Affinity and anti-affinity scheduler filter

To add scheduler filter to Cinder that allows scheduler to make placement decision based on affinity relationship between existing volumes and new volume (the one being scheduled). The affinity relationship here means the location of volumes (‘host’ of volume).

Problem description

Cinder has done a good job hiding the details of storage backends from end users by using volume types. However there are use cases where users who build their application on top of volumes would like to be able to ‘choose’ where a volume be created on. How can Cinder provide such capability without hurting the simplicity we have been keeping? Affinity/anti-affinity is one of the flexibility we can provide without exposing details to backends.

The term affinity/anti-affinity here is to to describe the relationship between two sets of volumes in terms of location. To limit the scope, we describe one volume is affinity with the other one only when they reside in the same volume back-end (this notion can be extended to volume pools if volume pool support lands in Cinder); on the contrary, ‘anti-affinity’ relation between two sets of volumes simply implies they are on different Cinder back-ends (pools).

This affinity/anti-affinity filter filters Cinder backend based on hint specified by end user. The hint expresses the affinity or anti-affinity relation between new volumes and existing volume(s). This allows end users to provide hints like ‘please put this volume to a place that is different from where Volume-XYZ resides in’. Below are two use cases where this new filter can be useful.

  1. DB team builds MySQL master onto one volume, they’d prefer to put new volumes for slave DBs to different backends from where the master DB resides in, for the sake of high availability.
  2. Log processing project would like to have fast storage as possible, so they create soft RAID across multiple volumes. They want to put these volumes as close to each other as possible, ideally on the same storage backend, for the sake of performance.

Use Cases

Proposed change

Add two new filters to Cinder - AffinityFilter and AntiAffinityFilter. These two filters will look at the scheduler hint provided by end users (via scheduler hint extension) and filter backends by checking the ‘host’ of old and new volumes see if a backend meets the requirement (being on the same backend as existing volume or not being on the same backend(s) as existing volume(s)).

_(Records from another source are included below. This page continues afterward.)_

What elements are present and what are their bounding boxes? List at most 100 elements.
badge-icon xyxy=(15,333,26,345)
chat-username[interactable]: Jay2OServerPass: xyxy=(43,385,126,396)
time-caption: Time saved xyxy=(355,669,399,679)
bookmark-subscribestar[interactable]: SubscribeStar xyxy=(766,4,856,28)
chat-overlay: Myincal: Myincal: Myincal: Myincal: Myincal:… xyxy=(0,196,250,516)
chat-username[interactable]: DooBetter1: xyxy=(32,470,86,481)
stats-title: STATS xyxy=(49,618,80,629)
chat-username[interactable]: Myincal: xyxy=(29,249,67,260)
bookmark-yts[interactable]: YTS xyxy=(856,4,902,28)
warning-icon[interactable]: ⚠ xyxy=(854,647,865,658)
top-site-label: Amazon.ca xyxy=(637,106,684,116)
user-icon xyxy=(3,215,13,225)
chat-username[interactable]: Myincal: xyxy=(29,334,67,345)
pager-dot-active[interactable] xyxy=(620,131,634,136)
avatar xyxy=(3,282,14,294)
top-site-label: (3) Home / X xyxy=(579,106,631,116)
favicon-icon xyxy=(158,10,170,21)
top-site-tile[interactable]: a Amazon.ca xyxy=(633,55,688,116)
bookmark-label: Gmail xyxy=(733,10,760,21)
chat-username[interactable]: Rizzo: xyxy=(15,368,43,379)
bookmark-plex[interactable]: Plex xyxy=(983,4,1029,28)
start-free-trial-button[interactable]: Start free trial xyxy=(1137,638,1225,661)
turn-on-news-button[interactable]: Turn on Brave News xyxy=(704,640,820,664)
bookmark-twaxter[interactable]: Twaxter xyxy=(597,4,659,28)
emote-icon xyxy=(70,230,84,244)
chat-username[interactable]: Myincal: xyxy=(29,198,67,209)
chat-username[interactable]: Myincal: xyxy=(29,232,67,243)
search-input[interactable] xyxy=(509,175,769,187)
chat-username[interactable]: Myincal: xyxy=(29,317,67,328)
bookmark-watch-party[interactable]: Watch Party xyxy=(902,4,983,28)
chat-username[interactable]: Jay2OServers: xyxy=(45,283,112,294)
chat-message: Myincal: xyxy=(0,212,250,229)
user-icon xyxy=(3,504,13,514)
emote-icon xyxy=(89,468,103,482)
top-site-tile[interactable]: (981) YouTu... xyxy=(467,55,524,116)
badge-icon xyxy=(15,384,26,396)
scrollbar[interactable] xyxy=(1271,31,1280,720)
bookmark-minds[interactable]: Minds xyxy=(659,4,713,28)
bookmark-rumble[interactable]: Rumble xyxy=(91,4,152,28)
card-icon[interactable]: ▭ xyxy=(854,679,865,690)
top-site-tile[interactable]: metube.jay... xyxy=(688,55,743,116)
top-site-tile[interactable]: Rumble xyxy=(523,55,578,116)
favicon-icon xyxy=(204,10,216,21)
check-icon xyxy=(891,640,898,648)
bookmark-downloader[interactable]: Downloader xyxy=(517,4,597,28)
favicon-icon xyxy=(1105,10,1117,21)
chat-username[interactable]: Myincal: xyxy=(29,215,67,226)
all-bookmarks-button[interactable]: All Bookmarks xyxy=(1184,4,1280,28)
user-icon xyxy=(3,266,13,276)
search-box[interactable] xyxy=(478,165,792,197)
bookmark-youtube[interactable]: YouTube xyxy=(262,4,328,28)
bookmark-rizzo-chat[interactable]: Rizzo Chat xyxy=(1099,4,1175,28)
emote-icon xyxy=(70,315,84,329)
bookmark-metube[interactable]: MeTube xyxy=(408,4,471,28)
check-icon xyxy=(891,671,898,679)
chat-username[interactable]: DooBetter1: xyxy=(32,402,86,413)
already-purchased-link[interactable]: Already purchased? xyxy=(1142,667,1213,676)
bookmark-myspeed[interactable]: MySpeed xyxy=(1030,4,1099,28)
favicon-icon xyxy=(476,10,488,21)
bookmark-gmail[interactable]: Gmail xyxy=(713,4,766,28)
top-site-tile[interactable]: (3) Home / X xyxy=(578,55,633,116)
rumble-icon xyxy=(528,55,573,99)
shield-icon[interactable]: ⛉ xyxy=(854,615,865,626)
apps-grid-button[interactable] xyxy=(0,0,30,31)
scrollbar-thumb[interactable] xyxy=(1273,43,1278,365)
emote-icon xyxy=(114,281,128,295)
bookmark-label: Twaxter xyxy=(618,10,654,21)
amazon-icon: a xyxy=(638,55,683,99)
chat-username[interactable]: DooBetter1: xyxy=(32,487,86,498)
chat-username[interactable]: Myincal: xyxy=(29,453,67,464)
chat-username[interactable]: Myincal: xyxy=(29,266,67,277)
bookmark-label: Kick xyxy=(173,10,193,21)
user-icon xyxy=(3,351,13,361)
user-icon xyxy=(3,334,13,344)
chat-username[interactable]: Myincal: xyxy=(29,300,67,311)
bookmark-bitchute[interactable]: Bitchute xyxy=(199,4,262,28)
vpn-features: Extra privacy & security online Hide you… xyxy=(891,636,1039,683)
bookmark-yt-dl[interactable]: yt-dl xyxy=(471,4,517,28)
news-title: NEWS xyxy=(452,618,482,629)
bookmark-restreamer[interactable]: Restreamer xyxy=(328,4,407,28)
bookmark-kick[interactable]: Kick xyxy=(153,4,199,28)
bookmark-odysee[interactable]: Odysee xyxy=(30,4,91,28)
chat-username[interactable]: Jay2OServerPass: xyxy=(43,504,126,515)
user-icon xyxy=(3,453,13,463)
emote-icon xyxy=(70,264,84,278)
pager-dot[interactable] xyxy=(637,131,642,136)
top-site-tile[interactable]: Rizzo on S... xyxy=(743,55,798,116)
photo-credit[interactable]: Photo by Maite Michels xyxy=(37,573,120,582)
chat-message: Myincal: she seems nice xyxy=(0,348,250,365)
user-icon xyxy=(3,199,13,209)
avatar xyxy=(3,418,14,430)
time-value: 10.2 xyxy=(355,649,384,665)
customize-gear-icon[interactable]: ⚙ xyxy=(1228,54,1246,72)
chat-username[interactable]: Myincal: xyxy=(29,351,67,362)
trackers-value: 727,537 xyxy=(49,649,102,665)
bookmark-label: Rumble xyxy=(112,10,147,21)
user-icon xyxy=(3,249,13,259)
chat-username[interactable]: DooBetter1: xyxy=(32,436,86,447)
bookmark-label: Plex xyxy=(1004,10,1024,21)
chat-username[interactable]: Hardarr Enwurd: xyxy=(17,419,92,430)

There had been one proposal to allow admin user to directly specify the backend for new volumes. It doesn’t really provide similar functionality as affinity filter ‘cos it was admin only and it itself has a few drawbacks (security concern, for example).

Data model impact


REST API impact


Security impact

Although this change involves using or parsing user-provided - scheduler hints, which is already part of Cinder. This doesn’t put Cinder in any more danger as it is now.

Notifications impact


Other end user impact


Performance Impact

New filters would query DB once per request, it only adds slightly latency to the system and the latency has nothing to do with the size of the system.

Other deployer impact


Developer impact




Primary assignee:
zhiteng-huang (winston-d on IRC)

Work Items

  1. Filter implementation
  2. Internal DB API modifition




Test against AffinityFilter:
  • Create one volume A;
  • Create another volume B with uuid of A and ‘same_backend’ as hint;
  • Checks if B is created on same backend as A;
Test against AntiAffinityFilter:
  • Create one volume A;
  • Create another volume C with uuid of A and ‘different_backend’ as hint;
  • Checks if C is created on different backend as A;

Documentation Impact

Need to document the usage of new filters.


Nova has been offering simliar feature called SameHostFilter and DifferentHostFilter since Diablo.